Class Collaboration

In addition to giving poetry readings open to the public, poets hosted by The Center for Contemporary Poetry and Poetics attend classes, where their books are often incorporated in the curriculum, and speak with members of campus organizations as well as community partners. While the Center does not offer courses for credit, its programming is incorporated in many classes. It serves as a source of support for various areas of intellectual and aesthetic inquiry on campus that are part of degree programs.  

The Jean Burden Series poets, British Council Poets-in-Residence and featured artists in the visiting poets series often attend classes in a range of subjects at CSULA, including Creative Writing, English, Sociology, Pan-African Studies, Dance, Art, Liberal Studies and Music. Students often find these encounters to be life-altering, and discover a new sense of direction and purpose through contact with Center poets, opportunities and events. Students and members of the public who participate in Center events may choose to pursue graduate or undergraduate degrees incorporating poetry or seek ways to incorporate poetry in their personal or professional lives. The Center is happy to serve as a resource to enable further exploration of poetry in formal and informal ways for interested individuals.

CSULA students who are working as teachers or enrolled in teaching credential programs often use Center programming in their lesson plans and professional development, and consider this exposure to be a major benefit of their educational experience. These student/teachers also involve their own students in Center readings and activities tailored to young people.

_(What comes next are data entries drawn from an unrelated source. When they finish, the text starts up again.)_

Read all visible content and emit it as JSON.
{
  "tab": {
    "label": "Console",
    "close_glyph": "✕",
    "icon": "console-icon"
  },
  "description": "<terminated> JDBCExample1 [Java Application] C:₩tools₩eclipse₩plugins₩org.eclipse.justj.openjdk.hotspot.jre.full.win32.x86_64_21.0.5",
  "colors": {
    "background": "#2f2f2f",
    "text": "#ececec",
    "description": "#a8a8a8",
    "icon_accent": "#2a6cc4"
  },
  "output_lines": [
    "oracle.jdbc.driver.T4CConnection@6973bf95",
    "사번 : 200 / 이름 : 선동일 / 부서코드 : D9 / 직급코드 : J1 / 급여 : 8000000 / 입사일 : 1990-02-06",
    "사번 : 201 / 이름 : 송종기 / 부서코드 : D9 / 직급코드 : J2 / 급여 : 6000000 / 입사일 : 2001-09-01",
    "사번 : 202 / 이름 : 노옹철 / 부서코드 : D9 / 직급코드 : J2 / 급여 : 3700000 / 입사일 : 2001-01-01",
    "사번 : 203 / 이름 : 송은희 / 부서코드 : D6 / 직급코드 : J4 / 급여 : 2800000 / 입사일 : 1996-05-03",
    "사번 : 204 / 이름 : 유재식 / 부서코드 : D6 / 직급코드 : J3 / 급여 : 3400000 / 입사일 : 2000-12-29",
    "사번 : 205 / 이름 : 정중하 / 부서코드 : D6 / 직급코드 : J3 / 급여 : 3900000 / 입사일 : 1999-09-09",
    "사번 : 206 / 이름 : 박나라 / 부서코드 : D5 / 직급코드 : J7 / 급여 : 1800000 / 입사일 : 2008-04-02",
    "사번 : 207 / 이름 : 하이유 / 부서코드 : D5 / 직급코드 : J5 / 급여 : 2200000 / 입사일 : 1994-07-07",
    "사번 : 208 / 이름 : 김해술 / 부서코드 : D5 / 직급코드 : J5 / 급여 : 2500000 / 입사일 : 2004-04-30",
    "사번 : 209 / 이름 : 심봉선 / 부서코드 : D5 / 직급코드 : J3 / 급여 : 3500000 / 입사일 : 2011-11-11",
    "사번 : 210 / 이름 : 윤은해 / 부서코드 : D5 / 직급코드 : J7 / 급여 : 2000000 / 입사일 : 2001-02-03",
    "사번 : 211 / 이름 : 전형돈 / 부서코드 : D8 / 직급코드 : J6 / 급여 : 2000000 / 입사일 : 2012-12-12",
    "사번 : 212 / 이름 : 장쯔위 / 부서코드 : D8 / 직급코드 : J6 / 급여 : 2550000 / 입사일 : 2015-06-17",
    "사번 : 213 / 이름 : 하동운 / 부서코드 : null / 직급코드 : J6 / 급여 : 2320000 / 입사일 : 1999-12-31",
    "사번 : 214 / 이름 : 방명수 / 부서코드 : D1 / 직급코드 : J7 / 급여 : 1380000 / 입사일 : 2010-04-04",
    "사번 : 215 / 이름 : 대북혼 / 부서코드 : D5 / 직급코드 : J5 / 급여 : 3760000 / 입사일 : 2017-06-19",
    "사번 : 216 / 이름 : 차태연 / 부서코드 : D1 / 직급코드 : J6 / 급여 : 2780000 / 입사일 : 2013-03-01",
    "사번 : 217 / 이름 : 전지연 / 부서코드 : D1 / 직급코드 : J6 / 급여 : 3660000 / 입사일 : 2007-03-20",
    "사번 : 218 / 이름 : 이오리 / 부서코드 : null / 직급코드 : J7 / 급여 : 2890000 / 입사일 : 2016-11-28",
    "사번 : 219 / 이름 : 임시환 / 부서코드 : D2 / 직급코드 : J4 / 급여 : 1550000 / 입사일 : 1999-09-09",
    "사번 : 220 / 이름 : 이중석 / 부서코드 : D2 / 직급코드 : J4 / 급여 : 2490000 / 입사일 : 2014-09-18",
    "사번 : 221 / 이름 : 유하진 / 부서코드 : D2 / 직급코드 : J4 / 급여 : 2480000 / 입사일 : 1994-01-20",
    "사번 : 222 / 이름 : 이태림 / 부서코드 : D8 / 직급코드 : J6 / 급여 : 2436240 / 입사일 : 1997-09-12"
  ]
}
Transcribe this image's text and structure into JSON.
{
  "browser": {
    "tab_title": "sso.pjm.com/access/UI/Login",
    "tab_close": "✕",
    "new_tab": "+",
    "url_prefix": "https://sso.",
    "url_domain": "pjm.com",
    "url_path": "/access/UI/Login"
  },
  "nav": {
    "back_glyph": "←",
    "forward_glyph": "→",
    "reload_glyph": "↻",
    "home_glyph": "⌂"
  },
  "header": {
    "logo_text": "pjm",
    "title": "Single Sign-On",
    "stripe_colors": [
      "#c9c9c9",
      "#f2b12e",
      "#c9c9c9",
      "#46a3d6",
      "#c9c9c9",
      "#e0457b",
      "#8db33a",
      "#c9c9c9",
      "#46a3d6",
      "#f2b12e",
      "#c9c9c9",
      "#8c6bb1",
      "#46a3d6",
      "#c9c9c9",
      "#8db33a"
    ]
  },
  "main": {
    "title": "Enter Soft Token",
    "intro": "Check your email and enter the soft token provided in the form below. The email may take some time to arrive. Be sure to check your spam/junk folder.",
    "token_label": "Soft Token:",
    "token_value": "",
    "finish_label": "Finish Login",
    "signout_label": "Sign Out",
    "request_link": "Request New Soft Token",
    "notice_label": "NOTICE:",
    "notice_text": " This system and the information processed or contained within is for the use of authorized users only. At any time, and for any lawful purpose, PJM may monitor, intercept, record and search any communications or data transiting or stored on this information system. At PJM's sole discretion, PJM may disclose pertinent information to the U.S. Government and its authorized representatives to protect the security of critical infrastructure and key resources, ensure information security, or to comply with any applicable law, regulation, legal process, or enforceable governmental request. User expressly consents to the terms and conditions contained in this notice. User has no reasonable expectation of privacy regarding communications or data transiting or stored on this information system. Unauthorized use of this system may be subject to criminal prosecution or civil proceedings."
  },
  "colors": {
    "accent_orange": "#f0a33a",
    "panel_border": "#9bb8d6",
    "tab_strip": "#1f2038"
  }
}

The African American Poetic Tradition, which was taught in Winter 2006, is an example of a class that worked in collaboration with The Center for Contemporary Poetry and Poetics in conjunction with another community partner, the Museum of Natural History of Los Angeles County. As a final project, this Cal State L.A. MA class created a multimedia interactive gallery exhibition at the Natural History Museum during the month of December 2006 depicting the history and dynamic identity of African American poetry.

Poets hosted by The Center for Contemporary Poetry and Poetics have conducted open dialogues, workshops and performances for participants at PALS (Partnership for Academic Learning and Success), the Osher Center for Lifelong Learning, the Reel Rasquache Festival, the Center for the Study of Genders and Sexualities, the Cross Cultural Centers, the American Communities Program, and at partner schools Chester W. Nimitz Middle School and Los Angeles County High School for the Arts.

The British Council is one of the Center's most valued partners, co-sponsoring a rich array of programming directly relating to class collaboration. In addition to the British Council Poets-in-Residence who visit classes and work with students on campus for one month each year, in 2007 we launched the first of what we hope will be many transatlantic videoconference symposia sponsored by the British Council. The first videoconference, held in February 2007, commemorated the two hundredth anniversary of the abolition of the slave trade in the UK. A panel of faculty and graduate student participants from Cal State L.A. and Royal Holloway, University of London, joined together in this virtual international academic conference to discuss the literary dimensions and presence of slavery as a lasting cultural trauma from the British and American perspectives. This event provided graduate students with a unique opportunity to engage professionally as peers with their professors and international graduate students and faculty, and with a glimpse of how another nation views the same event. The second symposium will take place in October 2007, with student and faculty participants from Cal State L.A., University of Glasgow and Royal Holloway, University of London. The topic will be Dramas and Trauma: Writers' Views of War.

It is part of the Center's mission for visiting poets to serve as wide a constituency as possible and to suit their immediate needs. The Center is committed to the belief that the finest poetry is an important and accessible asset to the life of all individuals and contributes to the well-being of every community of learners, from children in grade school to adults in continuing education classes.